En 1519, Cortés, acompañado de sus primeros aliados, subió por Perote, dejando testimonio de una vista incomparable que llegaba hasta el Popocatépetl y las fronteras esmaltadas del Valle de Anáhuac. Según las crónicas, muchos de los tlamemes, o cargadores esclavos que llevaban los fardos, se murieron por el cambio de altura. En su avanzada los españoles se fueron topando con emisarios de Moctezuma, que ya no sabían cómo hacerle para disuadir a los españoles de su camino a Tenochtitlan. Aquí la leyenda se entreteje sin pudor con los hechos. Es muy seductor caer en la narrativa de que Cortés encarnaba el mito del regreso de Quetzalcóatl, el dios exiliado y barbudo que juró volver, justo en el año Ce Acatl (uno caña), también conocido como 1519. Pero es inverosímil creer que una sociedad tan sofisticada como los mexicas, con una capacidad de construcción y administración imperial tan tremenda, hubiera creído que en verdad estaba luchando contra los dioses. Sin embargo, este mito seductor perdura, haciendo mella en la historia.

Bajando Perote, agotados por la altura, nos detuvimos a cenar en un pueblo de traileros, en un restaurante español, anacrónico y delicioso. Recuerdo un brindis y un entusiasmo por el proyecto que por fin se sentía que iba cuajando. No hay nada como la hermandad del rodaje, del propósito compartido. Brindamos con vino tinto de Don Simón y decidimos seguirle hasta Cuetzalan, sin importar la noche, en lugar de quedarnos varados en ese sitio que no pintaba muy seguro. Entramos a Cuetzalan ya pasada la medianoche, navegando calles empedradas y edificios bañados por la luz plateada de la luna, hasta que dimos con nuestro hotel. Al día siguiente declaramos medio día libre y la banda se fue de paseo a unas cascadas. Mientras tanto, yo preparaba el rodaje de la tarde junto con Jorge, nuestro contacto local, un joven abogado de la comunidad nahua a quien conocimos gracias al cineasta Hatuey Viveros. Cuetzalan es parte del circuito de pueblos mágicos, y en verdad se merece el apelativo. Encaramado en las montañas, rodeado de un bosque bellísimo y lleno de tradición, su mayor fama, aparte de su arquitectura, son los voladores.

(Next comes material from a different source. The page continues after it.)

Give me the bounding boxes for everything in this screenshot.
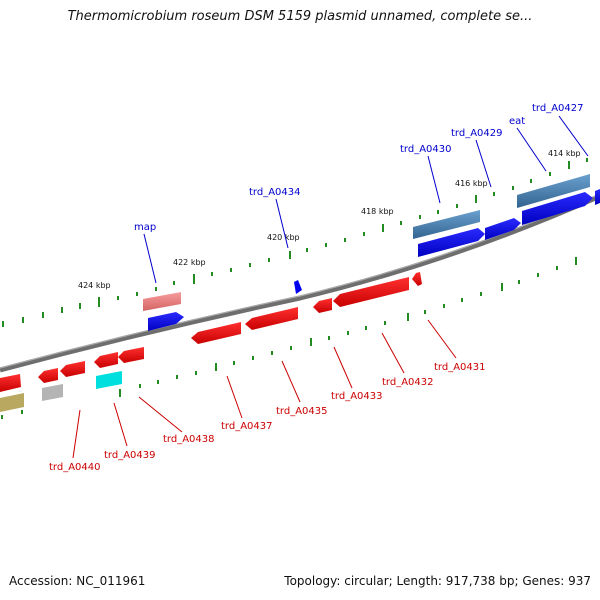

Los voladores que aceptaron participar eran del pueblo vecino de San Miguel, orgullosos y con una estampa fabulosa, trajeados de terciopelo rojo. El párroco de la iglesia que mira la plaza principal, donde está empotrado el palo gigantesco en el que iban a volar los compañeros, nos dio permiso de subir a la torre y fotografiar el ritual desde un enorme ojo de buey. Subieron los danzantes hasta el cuadril en la cima, y con cada metro subía el vértigo entre nosotros en el crew. Muchos acabamos con las tripas hechas un nudo mientras el conquistador observaba el ritual, una ofrenda de confianza ante el abismo, pasmado, al límite de sus sentidos.

En los textos de los cronistas de la época, destaca una ignorancia profunda del significado de las ceremonias que presenciaron. De la mano de esta falta de conocimiento, alcanzo a entrever unas ganas de comprender, pequeñas, muy burdas y altaneras, pero que conservan la huella del asombro y la sorpresa. Siento que esta contradicción sigue ahí, hasta el día de hoy, en la torpeza kitsch con la que gran parte de la sociedad mexicana nos acercamos al mundo indígena.